Across Europe, green steel produced in electric-arc furnaces (EAFs), with Scope 1, Scope 2 and upstream Scope 3 greenhouse gas emissions below 0.8 tonnes of CO2 per 1 tonne of steel, was offered at premiums of €200-300 ($207-311) per tonne during the assessment week.
Bids for such material were reported at €80-150 per tonne. However, several sources pointed out that mills were firmly insisting on prices above €150 per tonne for such specs, considering the costs of production.
“To produce green steel, we have to buy green energy, pay for environmental declarations,” a mill source said. “What’s the point of selling it [green steel] below cost?”
Transactions for such material were reported at €150-170 per tonne over the past seven days.
One large-size deal was also reported within the range of €150-170 per tonne for April-shipment material.
As a result, the green steel premium for flat steel in Europe was stable, with Fastmarkets’ weekly assessment of the green steel domestic, flat-rolled, differential to HRC index, exw Northern Europe set at €150-170 per tonne on Thursday, narrowing upward from €100-170 per tonne a week earlier.
Even though overall traded volumes for green steel were low across Europe, sources pointed out that there was a positive tendency over the past two years.
“In 2021-2022, traded volumes [for green steel] were zero or close to zero. Now we have a market — small, but evolving rapidly,” a buyer in Northern Europe said.
Besides, demand for green steel remained highly regionalized across Europe, with Nordic countries leading the race, sources said.
“In Norway, Denmark and Sweden, there are state-funded projects requiring green steel procurement. Not mass-balanced, but real physically produced green steel,” a second buyer source in Europe said. “At the same time, in Southern and Central Europe, interest in green steel is very low,” they added.
Sources said that, in addition to the high premiums, the lack of public projects across Europe — projects that could insist on green steel procurement — and the lack of stimulus measures to encourage “going green” were limiting demand for green steel.
“Buying steel with reduced carbon content is great for the environment — it’s a step in the right direction. It’s just not affordable when many companies are fighting for survival in a tough market,” a third buyer source told Fastmarkets.
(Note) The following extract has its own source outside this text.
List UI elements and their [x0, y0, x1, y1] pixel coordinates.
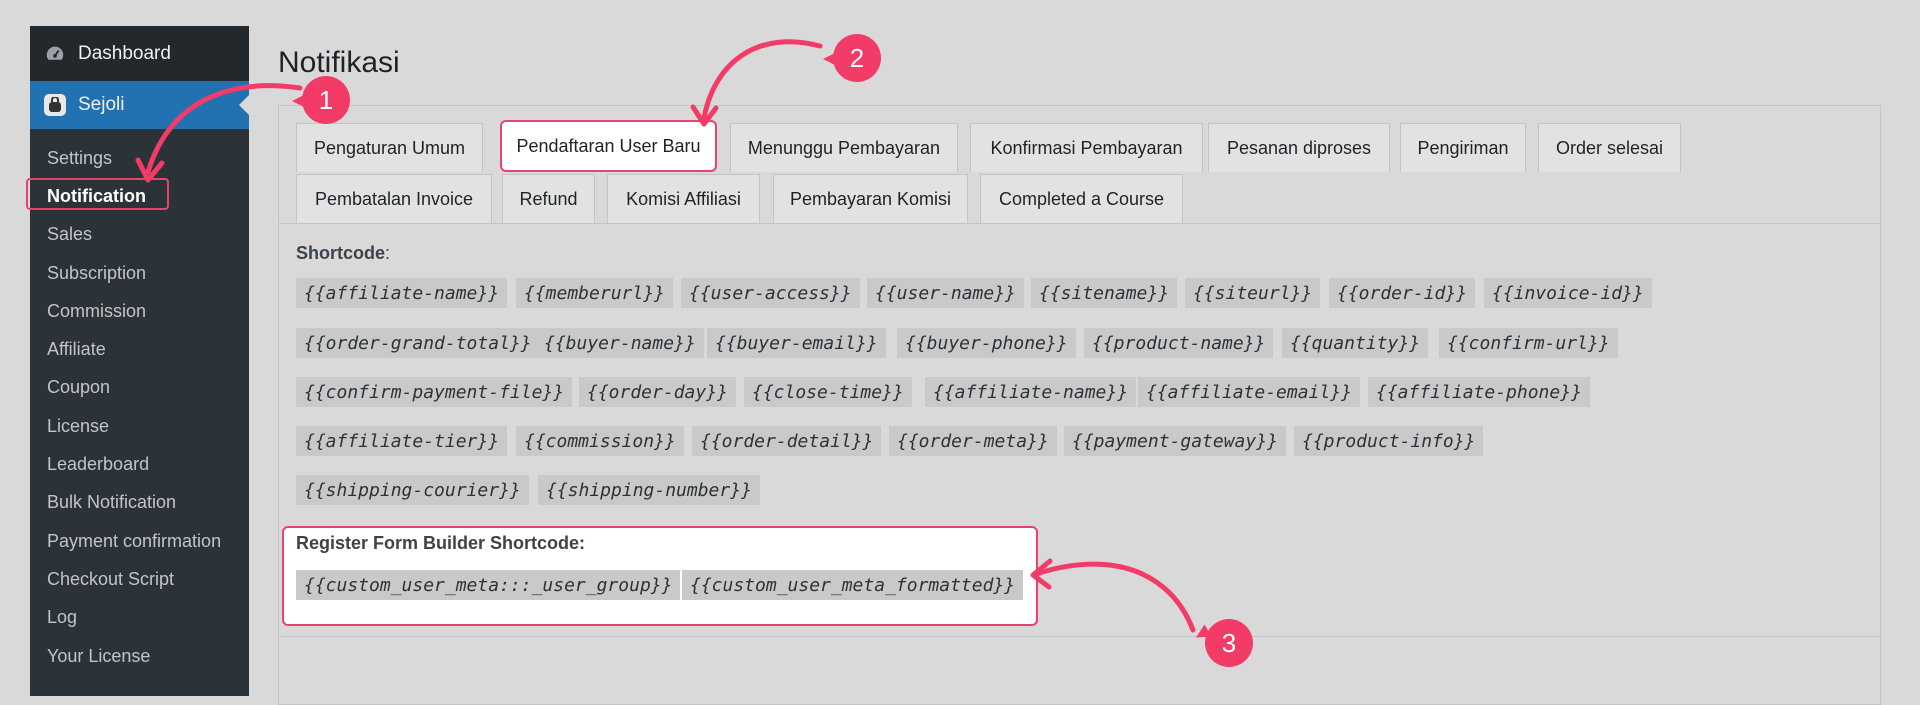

Despite the looming challenges, however, European steelmakers were committed to the green steel transition and expected the market for green steel to grow exponentially in the upcoming years, supported by regulations.
“It’s a very small market so far, but with big potential. We have already seen an exponential rise in booked volumes [of green steel] year on year, and these volumes are only set to grow in the future, supported by the EU’s decarbonization plans,” a second mill source said.